Malheureusement, dans notre monde qui a développé les technologies les plus sophistiquées, il y a encore de nombreux enfants dans des conditions inhumaines, qui vivent en marge de la société, dans les périphéries des grandes villes ou dans les zones rurales. De nombreux enfants aujourd’hui encore sont exploités, maltraités, tenus en esclavage, objets de violence et de trafics illicites. Trop d’enfants sont aujourd’hui déracinés, réfugiés, parfois noyés dans les mers, spécialement dans les eaux de la Méditerranée. De tout cela nous avons honte aujourd’hui devant Dieu, ce Dieu qui s’est fait Enfant.
Et nous nous demandons : qui sommes-nous devant l’Enfant Jésus ? Qui sommes-nous devant les enfants d’aujourd’hui ? Sommes-nous comme Marie et Joseph, qui accueillent Jésus et en prennent soin avec amour maternel et paternel ? Ou bien sommes-nous comme Hérode, qui veut l’éliminer ? Sommes-nous comme les bergers, qui vont en toute hâte, s’agenouillent pour l’adorer et offrent leurs humbles présents ? Ou sommes-nous indifférents ? Sommes-nous peut-être des rhéteurs et des piétistes, des personnes qui exploitent les images des enfants pauvres à des fins lucratives ? Sommes-nous capables de nous tenir à côté d’eux, de « perdre du temps » avec eux ? Savons-nous les écouter, les défendre, prier pour eux et avec eux ? Ou bien les négligeons-nous, pour nous occuper de nos intérêts ?
« Voici le signe qui vous est donné : vous trouverez un enfant… ». Peut-être cet enfant pleure-t-il ! Il pleure parce qu’il a faim, parce qu’il a froid, parce qu’il veut rester dans les bras… Aujourd’hui également, les enfants pleurent, ils pleurent beaucoup, et leurs pleurs nous interpellent. Dans un monde qui met au rebut chaque jour des tonnes de nourriture et de médicaments, il y a des enfants qui pleurent, en vain, de faim et de maladies facilement curables.
En un temps qui proclame la sauvegarde des mineurs, se commercialisent les armes qui finissent dans les mains d’enfants-soldats ; se commercialisent des produits confectionnés par de petits travailleurs-esclaves. Leurs pleurs sont étouffés, les pleurs de ces enfants sont étouffés : ils doivent combattre, ils doivent travailler, ils ne peuvent pas pleurer ! Mais leurs mères, Rachel d’aujourd’hui, pleurent pour eux : elles pleurent leurs enfants, et ne veulent pas être consolées (cf. Mt 2, 18).

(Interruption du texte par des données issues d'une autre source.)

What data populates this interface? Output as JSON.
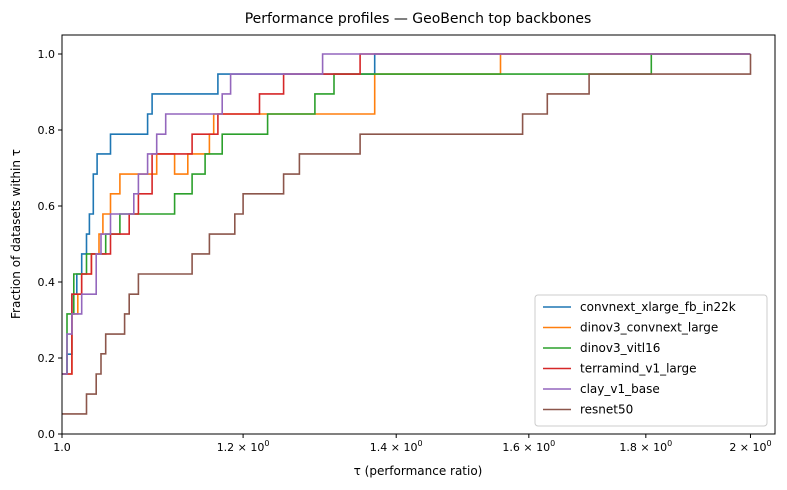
{
  "chart_data": {
    "type": "line",
    "title": "Performance profiles — GeoBench top backbones",
    "xlabel": "τ (performance ratio)",
    "ylabel": "Fraction of datasets within τ",
    "x_scale": "log",
    "xlim": [
      1.0,
      2.05
    ],
    "ylim": [
      0.0,
      1.05
    ],
    "x_ticks": [
      {
        "value": 1.0,
        "label": "1.0"
      },
      {
        "value": 1.2,
        "label": "1.2 × 10^0"
      },
      {
        "value": 1.4,
        "label": "1.4 × 10^0"
      },
      {
        "value": 1.6,
        "label": "1.6 × 10^0"
      },
      {
        "value": 1.8,
        "label": "1.8 × 10^0"
      },
      {
        "value": 2.0,
        "label": "2 × 10^0"
      }
    ],
    "y_ticks": [
      "0.0",
      "0.2",
      "0.4",
      "0.6",
      "0.8",
      "1.0"
    ],
    "legend_position": "lower-right",
    "step": "post",
    "series": [
      {
        "name": "convnext_xlarge_fb_in22k",
        "color": "#1f77b4",
        "x": [
          1.0,
          1.005,
          1.01,
          1.015,
          1.02,
          1.025,
          1.028,
          1.032,
          1.036,
          1.05,
          1.09,
          1.095,
          1.1,
          1.17,
          1.37,
          2.0
        ],
        "y": [
          0.158,
          0.21,
          0.368,
          0.421,
          0.474,
          0.526,
          0.579,
          0.684,
          0.737,
          0.789,
          0.842,
          0.895,
          0.895,
          0.947,
          1.0,
          1.0
        ]
      },
      {
        "name": "dinov3_convnext_large",
        "color": "#ff7f0e",
        "x": [
          1.0,
          1.01,
          1.016,
          1.02,
          1.03,
          1.038,
          1.042,
          1.05,
          1.06,
          1.065,
          1.075,
          1.1,
          1.12,
          1.135,
          1.16,
          1.165,
          1.17,
          1.37,
          1.555,
          2.0
        ],
        "y": [
          0.158,
          0.316,
          0.368,
          0.421,
          0.474,
          0.526,
          0.579,
          0.632,
          0.684,
          0.684,
          0.684,
          0.737,
          0.684,
          0.737,
          0.789,
          0.842,
          0.842,
          0.947,
          1.0,
          1.0
        ]
      },
      {
        "name": "dinov3_vitl16",
        "color": "#2ca02c",
        "x": [
          1.0,
          1.005,
          1.012,
          1.025,
          1.035,
          1.045,
          1.06,
          1.065,
          1.09,
          1.12,
          1.14,
          1.155,
          1.175,
          1.23,
          1.29,
          1.31,
          1.315,
          1.37,
          1.81,
          2.0
        ],
        "y": [
          0.158,
          0.316,
          0.421,
          0.474,
          0.474,
          0.526,
          0.579,
          0.579,
          0.579,
          0.632,
          0.684,
          0.737,
          0.789,
          0.842,
          0.895,
          0.895,
          0.947,
          0.947,
          1.0,
          1.0
        ]
      },
      {
        "name": "terramind_v1_large",
        "color": "#d62728",
        "x": [
          1.0,
          1.01,
          1.02,
          1.03,
          1.05,
          1.07,
          1.08,
          1.095,
          1.14,
          1.17,
          1.18,
          1.22,
          1.25,
          1.27,
          1.33,
          1.35,
          2.0
        ],
        "y": [
          0.158,
          0.368,
          0.421,
          0.474,
          0.526,
          0.579,
          0.632,
          0.737,
          0.789,
          0.842,
          0.842,
          0.895,
          0.947,
          0.947,
          0.947,
          1.0,
          1.0
        ]
      },
      {
        "name": "clay_v1_base",
        "color": "#9467bd",
        "x": [
          1.0,
          1.005,
          1.01,
          1.02,
          1.035,
          1.04,
          1.05,
          1.075,
          1.08,
          1.09,
          1.1,
          1.11,
          1.175,
          1.185,
          1.27,
          1.3,
          2.0
        ],
        "y": [
          0.158,
          0.263,
          0.316,
          0.368,
          0.474,
          0.526,
          0.579,
          0.632,
          0.684,
          0.737,
          0.789,
          0.842,
          0.895,
          0.947,
          0.947,
          1.0,
          1.0
        ]
      },
      {
        "name": "resnet50",
        "color": "#8c564b",
        "x": [
          1.0,
          1.025,
          1.035,
          1.04,
          1.045,
          1.06,
          1.065,
          1.07,
          1.075,
          1.08,
          1.09,
          1.095,
          1.14,
          1.145,
          1.16,
          1.19,
          1.2,
          1.25,
          1.27,
          1.35,
          1.59,
          1.63,
          1.7,
          1.81,
          1.92,
          2.0
        ],
        "y": [
          0.053,
          0.105,
          0.158,
          0.211,
          0.263,
          0.263,
          0.316,
          0.368,
          0.368,
          0.421,
          0.421,
          0.421,
          0.474,
          0.474,
          0.526,
          0.579,
          0.632,
          0.684,
          0.737,
          0.789,
          0.842,
          0.895,
          0.947,
          0.947,
          0.947,
          1.0
        ]
      }
    ]
  }
}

« Voici le signe qui vous est donné ». L’Enfant Jésus né à Bethléem, chaque enfant qui naît et qui grandit en chaque partie du monde, est un signe “diagnostic”, qui nous permet de vérifier l’état de santé de notre famille, de notre communauté, de notre nation. De ce diagnostic franc et honnête, peut jaillir un nouveau style de vie, où les relations ne soient plus de conflit, d’oppression, de ‘‘consommation’’, mais soient des relations de fraternité, de pardon et de réconciliation, de partage et d’amour.
Ô Marie, Mère de Jésus,
toi qui as accueilli, enseigne-nous à accueillir ;
toi qui as adoré, enseigne-nous à adorer,
toi qui as suivi, enseigne-nous à suivre. Amen.